Survie et renaissance

Mais ce ne fut pas le cas, et Old Overholt a persisté. C’était l’un des rares whiskeys de seigle qui continuait à être distribué à l’échelle nationale, bien que les détails de sa production au milieu du siècle soient flous.National Distillers possédait également la Large Distillery voisine, qui a continué à distiller et à mettre en bouteille Old Overholt pendant quelques années supplémentaires, jusqu’à sa fermeture au milieu des années 50. De ce moment jusqu’à son acquisition par Jim Beam en 1987, personne ne connaît vraiment la véritable lignée d’Old Overholt, bien que les étiquettes aient confirmé que le seigle continuait à être distillé en Pennsylvanie.

Mais quelle distillerie fabriquait Old Overholt ? Il restait peu de distilleries de Pennsylvanie : Schenley (la dernière dans l’ouest de la Pennsylvanie), Pennco (rebaptisée plus tard Michter’s) dans le comté de Lebanon, et Kinsey et Continental dans la région de Philadelphie. Chacune d’entre elles a fermé dans les décennies qui ont suivi. Bien que Michter’s ait été le dernier à fermer ses portes, en 1990, son dernier maître distillateur, Dick Stoll, affirme que Old Overholt n’y a jamais été fabriqué. À cette époque, il était également probable que du maïs était présent dans le mashbill pour rapprocher le whisky du style bourbon, plus populaire. Quoi qu’il en soit, après le rachat de la marque par Beam, le Old Overholt a été arraché à ses racines de Pennsylvanie et transplanté dans le Kentucky. Aujourd’hui, il est fabriqué dans l’une des distilleries de Beam dans le Kentucky, soit Clermont ou Boston.

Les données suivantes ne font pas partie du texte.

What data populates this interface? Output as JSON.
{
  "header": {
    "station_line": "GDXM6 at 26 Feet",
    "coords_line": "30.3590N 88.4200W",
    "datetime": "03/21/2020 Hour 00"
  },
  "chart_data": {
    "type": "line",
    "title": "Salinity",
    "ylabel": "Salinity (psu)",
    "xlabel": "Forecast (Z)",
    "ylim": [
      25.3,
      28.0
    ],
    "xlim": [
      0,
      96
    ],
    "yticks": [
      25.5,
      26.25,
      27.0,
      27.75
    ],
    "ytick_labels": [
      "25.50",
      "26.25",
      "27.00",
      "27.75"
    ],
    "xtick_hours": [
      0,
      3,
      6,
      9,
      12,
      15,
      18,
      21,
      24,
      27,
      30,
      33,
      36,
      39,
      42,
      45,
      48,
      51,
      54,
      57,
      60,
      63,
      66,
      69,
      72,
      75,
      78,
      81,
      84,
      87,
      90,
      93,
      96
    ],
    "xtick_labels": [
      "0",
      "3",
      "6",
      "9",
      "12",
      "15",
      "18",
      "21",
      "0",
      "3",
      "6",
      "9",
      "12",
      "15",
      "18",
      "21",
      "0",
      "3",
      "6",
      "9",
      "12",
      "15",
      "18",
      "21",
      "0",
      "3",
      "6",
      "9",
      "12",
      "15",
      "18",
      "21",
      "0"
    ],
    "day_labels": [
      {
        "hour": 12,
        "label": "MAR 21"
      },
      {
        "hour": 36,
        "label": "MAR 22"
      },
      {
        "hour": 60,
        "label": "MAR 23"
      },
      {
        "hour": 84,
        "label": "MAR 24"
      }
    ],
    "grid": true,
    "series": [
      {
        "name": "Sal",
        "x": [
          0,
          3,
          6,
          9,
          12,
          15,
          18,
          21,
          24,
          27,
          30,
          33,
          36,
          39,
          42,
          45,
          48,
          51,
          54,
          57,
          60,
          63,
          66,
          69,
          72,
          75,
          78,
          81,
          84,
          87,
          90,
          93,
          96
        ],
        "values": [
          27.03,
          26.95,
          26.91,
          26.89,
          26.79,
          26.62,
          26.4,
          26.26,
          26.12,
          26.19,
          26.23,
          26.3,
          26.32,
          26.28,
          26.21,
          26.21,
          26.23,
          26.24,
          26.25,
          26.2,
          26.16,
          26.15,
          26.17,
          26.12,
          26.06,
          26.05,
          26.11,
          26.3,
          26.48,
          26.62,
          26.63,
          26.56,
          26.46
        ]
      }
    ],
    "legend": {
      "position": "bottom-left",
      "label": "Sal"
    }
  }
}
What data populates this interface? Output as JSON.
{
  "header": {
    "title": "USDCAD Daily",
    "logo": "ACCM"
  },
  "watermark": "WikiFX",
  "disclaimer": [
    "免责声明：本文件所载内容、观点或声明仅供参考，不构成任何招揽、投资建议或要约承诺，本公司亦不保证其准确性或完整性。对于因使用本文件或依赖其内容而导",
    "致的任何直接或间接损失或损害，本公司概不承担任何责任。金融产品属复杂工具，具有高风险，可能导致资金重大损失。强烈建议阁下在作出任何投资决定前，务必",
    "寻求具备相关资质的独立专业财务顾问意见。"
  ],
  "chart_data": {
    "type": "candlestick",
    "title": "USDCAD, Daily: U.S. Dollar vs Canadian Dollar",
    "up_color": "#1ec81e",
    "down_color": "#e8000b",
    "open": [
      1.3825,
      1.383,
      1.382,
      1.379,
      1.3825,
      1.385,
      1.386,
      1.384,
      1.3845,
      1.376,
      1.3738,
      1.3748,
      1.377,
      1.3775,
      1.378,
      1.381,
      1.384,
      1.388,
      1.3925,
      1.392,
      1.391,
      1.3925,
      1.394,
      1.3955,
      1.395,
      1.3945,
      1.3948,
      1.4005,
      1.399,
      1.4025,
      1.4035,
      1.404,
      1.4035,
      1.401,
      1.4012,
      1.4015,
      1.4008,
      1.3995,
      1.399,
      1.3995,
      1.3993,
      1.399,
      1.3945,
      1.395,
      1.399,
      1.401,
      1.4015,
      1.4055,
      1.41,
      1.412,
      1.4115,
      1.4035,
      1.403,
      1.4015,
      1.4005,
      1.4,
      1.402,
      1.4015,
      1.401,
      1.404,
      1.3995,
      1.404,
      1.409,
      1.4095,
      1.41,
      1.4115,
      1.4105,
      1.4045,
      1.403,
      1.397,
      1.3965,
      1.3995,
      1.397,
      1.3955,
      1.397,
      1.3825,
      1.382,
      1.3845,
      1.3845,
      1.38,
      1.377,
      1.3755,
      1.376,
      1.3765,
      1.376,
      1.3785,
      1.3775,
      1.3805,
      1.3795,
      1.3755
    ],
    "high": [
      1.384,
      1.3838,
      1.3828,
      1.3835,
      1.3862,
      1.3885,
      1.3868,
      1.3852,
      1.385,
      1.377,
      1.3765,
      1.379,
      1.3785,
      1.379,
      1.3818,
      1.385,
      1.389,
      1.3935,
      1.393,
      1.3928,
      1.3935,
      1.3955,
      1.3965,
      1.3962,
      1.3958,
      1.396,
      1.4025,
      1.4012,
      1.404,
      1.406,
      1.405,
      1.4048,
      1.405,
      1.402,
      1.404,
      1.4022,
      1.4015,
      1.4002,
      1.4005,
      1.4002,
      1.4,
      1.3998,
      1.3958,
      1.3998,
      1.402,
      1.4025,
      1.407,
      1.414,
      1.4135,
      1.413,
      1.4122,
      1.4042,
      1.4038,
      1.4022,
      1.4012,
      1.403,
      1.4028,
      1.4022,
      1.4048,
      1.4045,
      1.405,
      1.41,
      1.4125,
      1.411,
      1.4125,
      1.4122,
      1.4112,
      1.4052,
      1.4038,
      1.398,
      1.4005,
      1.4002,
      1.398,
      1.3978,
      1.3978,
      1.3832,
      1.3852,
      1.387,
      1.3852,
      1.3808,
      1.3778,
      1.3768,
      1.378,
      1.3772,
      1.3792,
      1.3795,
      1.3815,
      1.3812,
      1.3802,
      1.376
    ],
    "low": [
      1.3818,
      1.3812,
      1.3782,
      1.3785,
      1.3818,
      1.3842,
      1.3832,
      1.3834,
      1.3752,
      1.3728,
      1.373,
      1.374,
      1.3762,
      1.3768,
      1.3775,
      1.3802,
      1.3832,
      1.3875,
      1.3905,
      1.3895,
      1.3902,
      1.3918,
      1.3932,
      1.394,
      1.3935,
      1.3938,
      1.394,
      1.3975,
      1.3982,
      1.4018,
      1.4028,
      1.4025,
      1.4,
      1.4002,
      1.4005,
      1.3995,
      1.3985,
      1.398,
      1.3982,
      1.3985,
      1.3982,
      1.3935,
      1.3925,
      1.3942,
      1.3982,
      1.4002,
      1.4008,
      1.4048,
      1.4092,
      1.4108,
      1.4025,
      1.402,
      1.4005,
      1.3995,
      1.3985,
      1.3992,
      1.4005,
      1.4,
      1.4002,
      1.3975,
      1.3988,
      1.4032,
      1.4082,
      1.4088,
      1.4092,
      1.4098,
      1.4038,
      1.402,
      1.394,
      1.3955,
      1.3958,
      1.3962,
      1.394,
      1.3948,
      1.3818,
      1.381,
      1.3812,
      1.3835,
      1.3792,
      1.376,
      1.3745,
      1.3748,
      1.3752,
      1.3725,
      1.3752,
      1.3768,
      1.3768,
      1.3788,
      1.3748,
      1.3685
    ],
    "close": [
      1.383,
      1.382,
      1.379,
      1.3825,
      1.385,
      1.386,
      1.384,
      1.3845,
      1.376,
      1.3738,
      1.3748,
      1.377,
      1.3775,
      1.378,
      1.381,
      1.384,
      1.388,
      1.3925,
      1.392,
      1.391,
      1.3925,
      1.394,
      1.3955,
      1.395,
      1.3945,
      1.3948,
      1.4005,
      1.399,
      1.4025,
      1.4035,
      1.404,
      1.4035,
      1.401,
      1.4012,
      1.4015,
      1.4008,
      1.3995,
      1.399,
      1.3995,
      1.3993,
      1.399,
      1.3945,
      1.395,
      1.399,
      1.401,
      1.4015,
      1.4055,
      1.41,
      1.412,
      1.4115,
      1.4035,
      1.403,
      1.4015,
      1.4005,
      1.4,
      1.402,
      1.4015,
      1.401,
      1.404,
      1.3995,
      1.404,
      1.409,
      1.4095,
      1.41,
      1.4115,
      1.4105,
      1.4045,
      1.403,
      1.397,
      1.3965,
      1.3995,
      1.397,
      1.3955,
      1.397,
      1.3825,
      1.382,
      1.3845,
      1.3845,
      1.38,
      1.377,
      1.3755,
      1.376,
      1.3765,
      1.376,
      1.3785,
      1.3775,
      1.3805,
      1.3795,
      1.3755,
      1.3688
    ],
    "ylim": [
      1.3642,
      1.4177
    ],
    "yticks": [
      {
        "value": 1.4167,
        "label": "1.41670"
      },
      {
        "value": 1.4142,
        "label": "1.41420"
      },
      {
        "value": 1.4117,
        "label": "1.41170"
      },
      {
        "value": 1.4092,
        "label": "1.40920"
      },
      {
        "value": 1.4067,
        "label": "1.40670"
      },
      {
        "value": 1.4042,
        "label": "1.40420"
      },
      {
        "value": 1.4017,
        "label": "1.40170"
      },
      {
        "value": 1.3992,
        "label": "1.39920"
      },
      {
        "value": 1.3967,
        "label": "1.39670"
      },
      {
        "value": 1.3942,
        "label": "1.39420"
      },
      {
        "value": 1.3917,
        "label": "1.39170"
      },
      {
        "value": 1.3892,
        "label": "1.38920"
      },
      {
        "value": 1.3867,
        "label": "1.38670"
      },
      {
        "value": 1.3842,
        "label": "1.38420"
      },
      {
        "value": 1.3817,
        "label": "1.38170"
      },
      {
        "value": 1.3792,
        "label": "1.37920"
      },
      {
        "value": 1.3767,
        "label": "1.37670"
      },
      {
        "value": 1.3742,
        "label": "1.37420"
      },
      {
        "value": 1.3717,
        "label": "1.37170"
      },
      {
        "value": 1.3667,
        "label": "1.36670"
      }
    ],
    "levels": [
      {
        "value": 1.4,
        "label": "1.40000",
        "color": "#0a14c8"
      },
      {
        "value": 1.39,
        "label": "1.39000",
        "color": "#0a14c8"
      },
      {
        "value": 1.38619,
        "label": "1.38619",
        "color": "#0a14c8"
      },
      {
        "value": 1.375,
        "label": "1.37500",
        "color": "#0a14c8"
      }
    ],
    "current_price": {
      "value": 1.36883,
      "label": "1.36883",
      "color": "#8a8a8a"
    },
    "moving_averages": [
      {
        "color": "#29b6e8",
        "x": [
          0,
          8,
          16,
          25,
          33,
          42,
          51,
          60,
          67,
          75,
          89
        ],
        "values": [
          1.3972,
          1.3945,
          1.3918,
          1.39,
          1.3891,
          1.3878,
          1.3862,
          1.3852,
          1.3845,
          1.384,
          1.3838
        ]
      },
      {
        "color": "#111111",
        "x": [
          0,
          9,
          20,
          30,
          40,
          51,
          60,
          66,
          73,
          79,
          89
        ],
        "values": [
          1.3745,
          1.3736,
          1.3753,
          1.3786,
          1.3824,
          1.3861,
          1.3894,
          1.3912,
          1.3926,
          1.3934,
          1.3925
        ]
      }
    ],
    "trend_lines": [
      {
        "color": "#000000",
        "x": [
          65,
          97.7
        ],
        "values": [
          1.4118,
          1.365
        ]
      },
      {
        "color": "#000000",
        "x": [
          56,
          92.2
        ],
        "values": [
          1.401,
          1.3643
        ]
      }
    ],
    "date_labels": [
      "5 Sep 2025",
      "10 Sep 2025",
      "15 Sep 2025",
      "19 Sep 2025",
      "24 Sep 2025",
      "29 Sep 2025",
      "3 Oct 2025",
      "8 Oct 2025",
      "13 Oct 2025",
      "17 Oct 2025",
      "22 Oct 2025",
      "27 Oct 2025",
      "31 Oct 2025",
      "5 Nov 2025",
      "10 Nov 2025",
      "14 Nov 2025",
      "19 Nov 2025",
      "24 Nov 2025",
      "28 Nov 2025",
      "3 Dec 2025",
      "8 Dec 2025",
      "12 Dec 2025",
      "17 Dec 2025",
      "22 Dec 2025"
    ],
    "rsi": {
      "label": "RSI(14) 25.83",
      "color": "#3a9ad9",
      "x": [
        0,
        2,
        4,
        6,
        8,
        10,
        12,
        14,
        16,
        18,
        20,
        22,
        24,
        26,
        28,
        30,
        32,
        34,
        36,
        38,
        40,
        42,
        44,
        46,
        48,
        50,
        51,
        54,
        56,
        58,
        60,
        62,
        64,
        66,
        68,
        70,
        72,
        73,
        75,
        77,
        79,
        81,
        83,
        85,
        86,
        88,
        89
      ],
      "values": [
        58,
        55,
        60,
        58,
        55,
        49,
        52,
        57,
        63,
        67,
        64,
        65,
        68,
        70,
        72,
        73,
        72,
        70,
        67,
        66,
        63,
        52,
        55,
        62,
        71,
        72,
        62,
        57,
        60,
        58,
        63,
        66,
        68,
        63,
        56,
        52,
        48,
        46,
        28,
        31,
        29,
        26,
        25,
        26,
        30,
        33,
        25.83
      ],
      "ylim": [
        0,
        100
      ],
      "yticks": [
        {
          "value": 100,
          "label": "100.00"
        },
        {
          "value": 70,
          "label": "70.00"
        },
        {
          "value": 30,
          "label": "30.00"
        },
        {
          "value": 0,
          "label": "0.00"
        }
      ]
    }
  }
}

Bien que le nom de la marque (et le visage d’Abraham) demeurent, le whisky est maintenant un produit nettement différent de ce qu’il était il y a un demi-siècle. Autrefois un dynamo à forte teneur en seigle, à 100 degrés, embouteillé dans une bouteille, Old Overholt est maintenant un seigle à haute teneur en maïs, de style Kentucky, embouteillé à 3 ans d’âge et à 40 % d’alcool. Ce n’est pas une mauvaise boisson, mais cela n’a rien à voir avec le whisky fabriqué à West Overton ou Broad Ford.

Alors que les buveurs de whisky ont redécouvert le seigle ces dernières années, Old Overholt se porte en fait bien. C’est un produit de base dans les bars à cocktails et il a toujours sa place sur le backbar de nombreuses tavernes de Pennsylvanie, en demande comme le shot dans un « shot et une bière ».

Le Old Overholt a duré plus de 200 ans, et c’est un bon signe pour son succès continu dans le futur. Personnellement, j’espère le voir un jour se hisser une fois de plus au sommet de l’étagère en tant que whisky riche en seigle et embouteillé. « Distillé en Pennsylvanie » ferait certainement à nouveau bonne figure sur cette étiquette, tout comme l’air renfrogné caractéristique du vieil Abe.

Sam Komlenic est un historien du whisky et le rédacteur en chef du magazine Whisky Advocate.